The CBD is challenging federal exemptions that could allow Denver-based independent Sentinel Peak Resources LLC to drill wells in the Arroyo Grande oilfield. Sentinel spokesperson Amanda Parsons said the company has no plans to seek the drilling permits, originally contemplated by a unit of Freeport-McMoRan Inc., which sold the acreage to Sentinel in 2016.*
The lawsuit filed in the U.S District Court for the Northern District of California earlier in November claims the actions to exempt Safe Drinking Water Act protections for underground injection control (UIC) wells would make the area along the coast a "dumping ground for oil waste fluid."
EPA in April approved a joint application from California’s Division of Oil, Gas and Geothermal Resources (DOGGR) and the Water Resources Control Board for an aquifer exemption in the Arroyo Grande. Drilling permits would have to be approved by the San Luis Obispo County Planning Commission and/or its board of supervisors before drilling could begin, said DOGGR spokesperson Don Drysdale.
"DOGGR would evaluate any proposed injection wells to ensure compliance with the latest UIC requirements," Drysdale said.
California has been regulating the use of UIC for more than 60 years and it now has oversight of more than 55,000 UIC wells.
The EPA’s UIC program consists of six classes of injection wells based on the type and depth of the injection activity.
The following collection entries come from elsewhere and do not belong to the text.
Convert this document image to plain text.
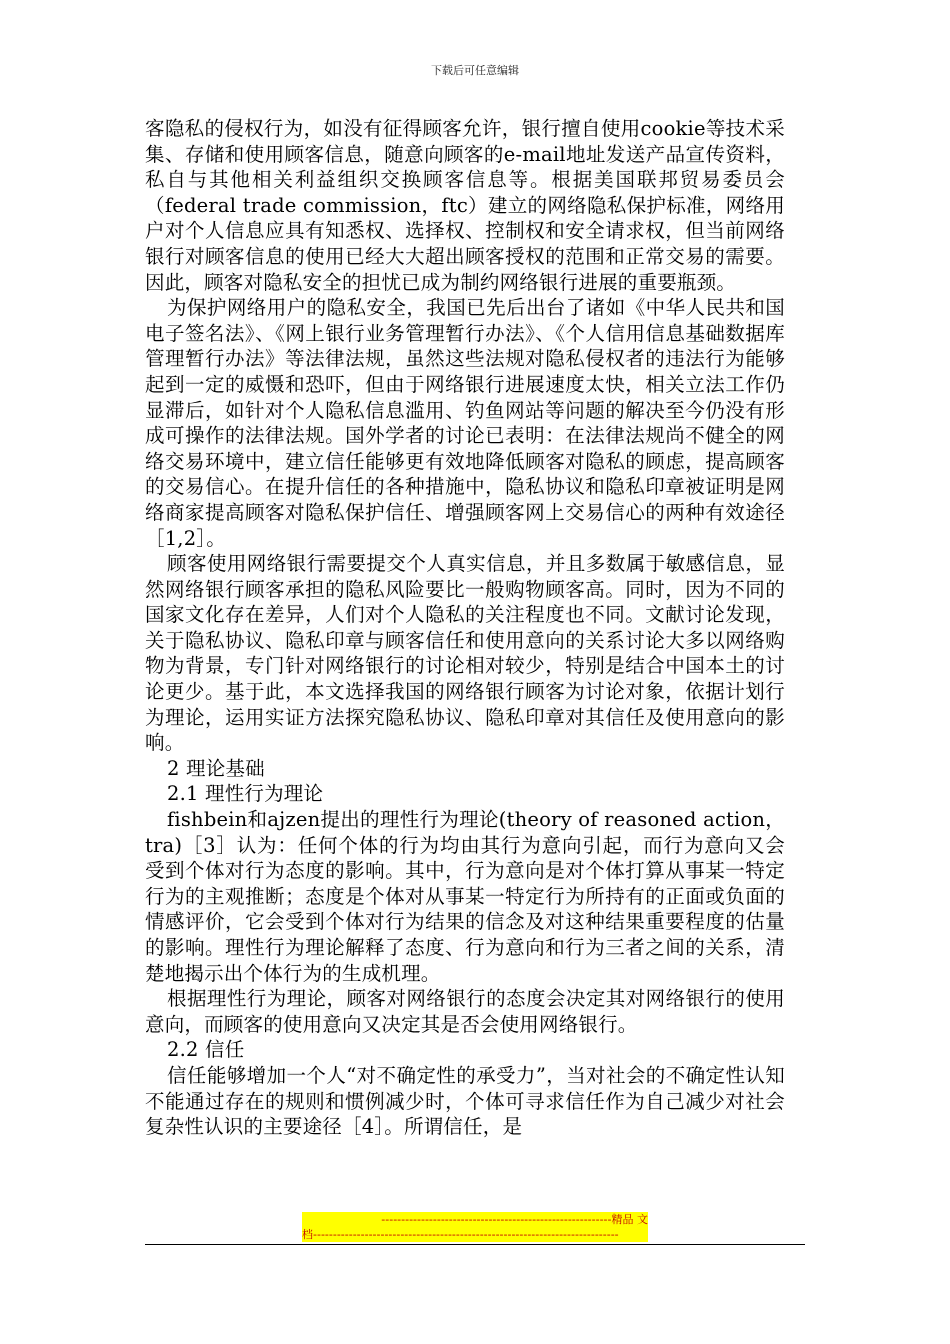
下载后可任意编辑

客隐私的侵权行为，如没有征得顾客允许，银行擅自使用cookie等技术采集、存储和使用顾客信息，随意向顾客的e-mail地址发送产品宣传资料，私自与其他相关利益组织交换顾客信息等。根据美国联邦贸易委员会（federal trade commission，ftc）建立的网络隐私保护标准，网络用户对个人信息应具有知悉权、选择权、控制权和安全请求权，但当前网络银行对顾客信息的使用已经大大超出顾客授权的范围和正常交易的需要。因此，顾客对隐私安全的担忧已成为制约网络银行进展的重要瓶颈。

为保护网络用户的隐私安全，我国已先后出台了诸如《中华人民共和国电子签名法》、《网上银行业务管理暂行办法》、《个人信用信息基础数据库管理暂行办法》等法律法规，虽然这些法规对隐私侵权者的违法行为能够起到一定的威慑和恐吓，但由于网络银行进展速度太快，相关立法工作仍显滞后，如针对个人隐私信息滥用、钓鱼网站等问题的解决至今仍没有形成可操作的法律法规。国外学者的讨论已表明：在法律法规尚不健全的网络交易环境中，建立信任能够更有效地降低顾客对隐私的顾虑，提高顾客的交易信心。在提升信任的各种措施中，隐私协议和隐私印章被证明是网络商家提高顾客对隐私保护信任、增强顾客网上交易信心的两种有效途径［1,2］。

顾客使用网络银行需要提交个人真实信息，并且多数属于敏感信息，显然网络银行顾客承担的隐私风险要比一般购物顾客高。同时，因为不同的国家文化存在差异，人们对个人隐私的关注程度也不同。文献讨论发现，关于隐私协议、隐私印章与顾客信任和使用意向的关系讨论大多以网络购物为背景，专门针对网络银行的讨论相对较少，特别是结合中国本土的讨论更少。基于此，本文选择我国的网络银行顾客为讨论对象，依据计划行为理论，运用实证方法探究隐私协议、隐私印章对其信任及使用意向的影响。

2 理论基础

2.1 理性行为理论

fishbein和ajzen提出的理性行为理论(theory of reasoned action，tra)［3］认为：任何个体的行为均由其行为意向引起，而行为意向又会受到个体对行为态度的影响。其中，行为意向是对个体打算从事某一特定行为的主观推断；态度是个体对从事某一特定行为所持有的正面或负面的情感评价，它会受到个体对行为结果的信念及对这种结果重要程度的估量的影响。理性行为理论解释了态度、行为意向和行为三者之间的关系，清楚地揭示出个体行为的生成机理。

根据理性行为理论，顾客对网络银行的态度会决定其对网络银行的使用意向，而顾客的使用意向又决定其是否会使用网络银行。

2.2 信任

信任能够增加一个人“对不确定性的承受力”，当对社会的不确定性认知不能通过存在的规则和惯例减少时，个体可寻求信任作为自己减少对社会复杂性认识的主要途径［4］。所谓信任，是

----------------------------------------------------------精品 文
档-----------------------------------------------------------------------------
UIC regulations mandate a variety of measures be considered to assure that injection activities will not endanger underground sources of drinking water.
Since 2015, California has required ongoing testing, monitoring and reporting requirements for all UIC wells, Drysdale said.
After being pressured during the Obama administration to improve its state oversight of UIC wells, DOGGR outlined a more detailed program. In 2017, DOGGR ordered that 475 UIC wells be shut down. Industry groups at the time said there was no evidence that drinking water supplies were contaminated by the wells.
*Correction: Sentinel said it has no plans to follow through with the drilling project at this time. In addition, Sentinel said it injects its wastewater and fluids into the same reservoir being produced and not into nearby aquifers. NGI’s Shale Daily regrets the error.